Trump Escalates Push Against Mail Voting Ahead of November Election
Donald Trump is wasting no time on legal niceties in pushing for quashing of mail ballots for the November election.
Last Friday, one day after a federal judge declined temporarily to block the provision in Trump’s election-related executive order, the U.S. Postal Service essentially announced that it would only deliver mail ballot applications to voters that the federal government recognizes, stopping the delivery of applications to tens of millions or more.
What the Postal Service rules made public last Friday was that it would strictly follow new mail-in ballot rules that require states to submit voter names, addresses and unique ballot barcodes for federal elections. The order also sets forth mandatory “best practices” for federal elections including Election Mail logos, tracking barcodes and design reviews.
No Democratic-run state as well as some Republican run states has agreed to provide these names and private information to the government, arguing instead that this order is unconstitutional.
Whatever the wording, two things are true: Trump is seeking to stomp out mail-in voting with a federal order telling the states how to run their elections, and despite that single judge’s decision not to put a stop to the order right now, the legal issues here are still very much in question.
Nevertheless, we should view this as a shot at blocking mail ballots that Trump has decided will run against his leanings about how the election should turn out. Along with redistricted Congressional lines now being upheld by the U.S. Supreme Court, attacks on voting machinery and vote-counting methods, the reduction of polling places particularly in rural, minority districts, Trump and Republicans are going full bore at derailing our November elections. The Supreme Court is expected to rule on two elections-related cases, one on a Republican effort to strike state laws that allow late-arriving ballots postmarked by Election Day, and the other about erasing more legal limits on campaign spending.
A Broad Campaign for Control
However broad the Trump campaign to control elections is, the challenges must be specific about each aspect. What we are seeing already in the redistricting cases is that confusion is building about which contradictory court orders in different states are changing or upholding procedures for early voting in primaries going on even now.
The official explanation from the Postal Service is that the rule would help determine how many ballots applications were mailed and allow officials to compare that figure with the number of returned to detect potential issues for further investigation. The rule would apply to general, special and runoff federal elections, but not primaries or ballots sent to military and overseas voters.
The postal service apparently would create state-specific “Mail-In and Absentee Participation Lists” through a new Federal Ballot Mail Portal. The proposal would also let the USPS return outbound federal ballot mailings that do not meet the new standards or are not tied to state-submitted voter lists.
Where Trump sees “rigged” elections through encouraging voting from home, democracy defenders see aggressive steps to block the vote.
In its statements, Democracy Docket headed by election lawyer Mark Elias calls these Postal Service rules “a radical crackdown on mail voting” and “an alarming step” towards trying to control who can vote this November. It also represents a massive expansion of federal control over voting, without congressional authorization.
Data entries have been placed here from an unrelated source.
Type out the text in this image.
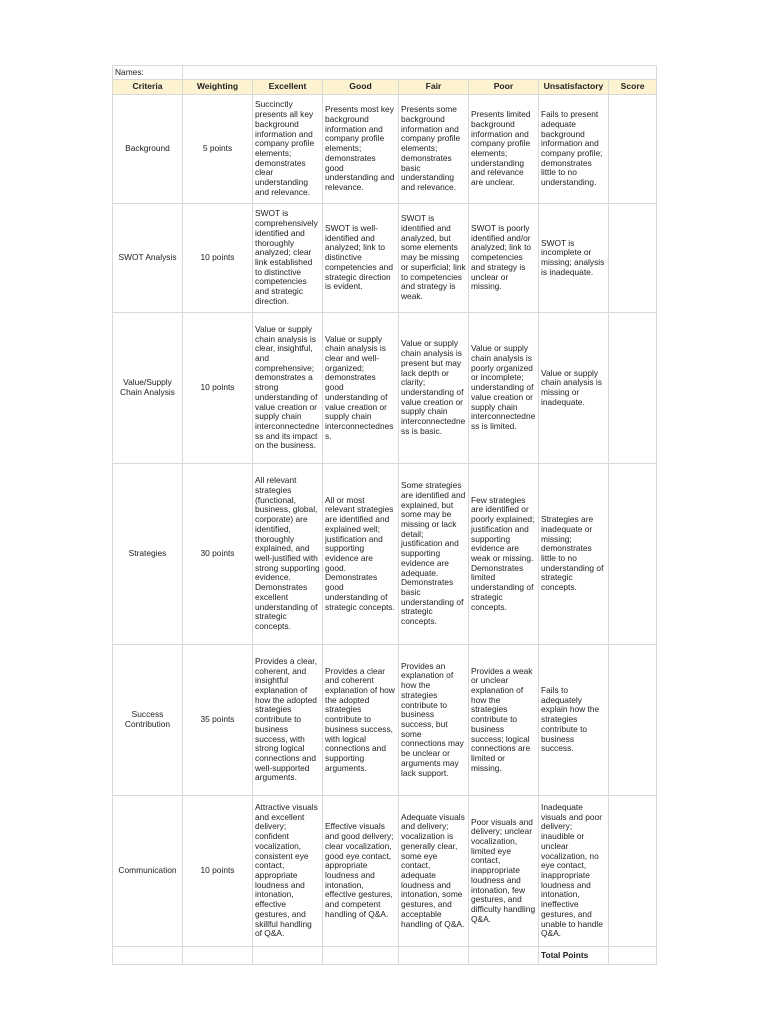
Names:							
Criteria	Weighting	Excellent	Good	Fair	Poor	Unsatisfactory	Score
Background	5 points	Succinctly presents all key background information and company profile elements; demonstrates clear understanding and relevance.	Presents most key background information and company profile elements; demonstrates good understanding and relevance.	Presents some background information and company profile elements; demonstrates basic understanding and relevance.	Presents limited background information and company profile elements; understanding and relevance are unclear.	Fails to present adequate background information and company profile; demonstrates little to no understanding.	
SWOT Analysis	10 points	SWOT is comprehensively identified and thoroughly analyzed; clear link established to distinctive competencies and strategic direction.	SWOT is well-identified and analyzed; link to distinctive competencies and strategic direction is evident.	SWOT is identified and analyzed, but some elements may be missing or superficial; link to competencies and strategy is weak.	SWOT is poorly identified and/or analyzed; link to competencies and strategy is unclear or missing.	SWOT is incomplete or missing; analysis is inadequate.	
Value/Supply Chain Analysis	10 points	Value or supply chain analysis is clear, insightful, and comprehensive; demonstrates a strong understanding of value creation or supply chain interconnectedness and its impact on the business.	Value or supply chain analysis is clear and well-organized; demonstrates good understanding of value creation or supply chain interconnectedness.	Value or supply chain analysis is present but may lack depth or clarity; understanding of value creation or supply chain interconnectedness is basic.	Value or supply chain analysis is poorly organized or incomplete; understanding of value creation or supply chain interconnectedness is limited.	Value or supply chain analysis is missing or inadequate.	
Strategies	30 points	All relevant strategies (functional, business, global, corporate) are identified, thoroughly explained, and well-justified with strong supporting evidence. Demonstrates excellent understanding of strategic concepts.	All or most relevant strategies are identified and explained well; justification and supporting evidence are good. Demonstrates good understanding of strategic concepts.	Some strategies are identified and explained, but some may be missing or lack detail; justification and supporting evidence are adequate. Demonstrates basic understanding of strategic concepts.	Few strategies are identified or poorly explained; justification and supporting evidence are weak or missing. Demonstrates limited understanding of strategic concepts.	Strategies are inadequate or missing; demonstrates little to no understanding of strategic concepts.	
Success Contribution	35 points	Provides a clear, coherent, and insightful explanation of how the adopted strategies contribute to business success, with strong logical connections and well-supported arguments.	Provides a clear and coherent explanation of how the adopted strategies contribute to business success, with logical connections and supporting arguments.	Provides an explanation of how the strategies contribute to business success, but some connections may be unclear or arguments may lack support.	Provides a weak or unclear explanation of how the strategies contribute to business success; logical connections are limited or missing.	Fails to adequately explain how the strategies contribute to business success.	
Communication	10 points	Attractive visuals and excellent delivery; confident vocalization, consistent eye contact, appropriate loudness and intonation, effective gestures, and skillful handling of Q&A.	Effective visuals and good delivery; clear vocalization, good eye contact, appropriate loudness and intonation, effective gestures, and competent handling of Q&A.	Adequate visuals and delivery; vocalization is generally clear, some eye contact, adequate loudness and intonation, some gestures, and acceptable handling of Q&A.	Poor visuals and delivery; unclear vocalization, limited eye contact, inappropriate loudness and intonation, few gestures, and difficulty handling Q&A.	Inadequate visuals and poor delivery; inaudible or unclear vocalization, no eye contact, inappropriate loudness and intonation, ineffective gestures, and unable to handle Q&A.	
						Total Points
Trump’s March 31 executive order on elections directed the Postal Service to begin rule-making on mail-in and absentee ballot services. It triggered immediate lawsuits that have yet to be heard. The judicial ruling against blocking the new procedures said the challenge was premature because agencies had not yet carried it out. Publishing the new rule – expected today — could be the start of implementation as well as a period of public comment.
Democrats and voting rights groups argue that Trump’s order intrudes on states’ authority over elections and have defended mail-in ballots. The use of mail-in balloting expanded during Covid for health reasons, and ballot by mail strategies are used by both major parties, but Trump has decided the practice favors Democrats.
Under the Constitution, states run elections and only Congress can set national standards.
The lawsuits challenging limits says the new rules will lead to eligible voters being unable to cast ballots. In part, that’s because the lists would rely on Department of Homeland Security databases that have been shown to have serious flaws.
The resolutions of all these cases would be easier with a huge turnout of voters.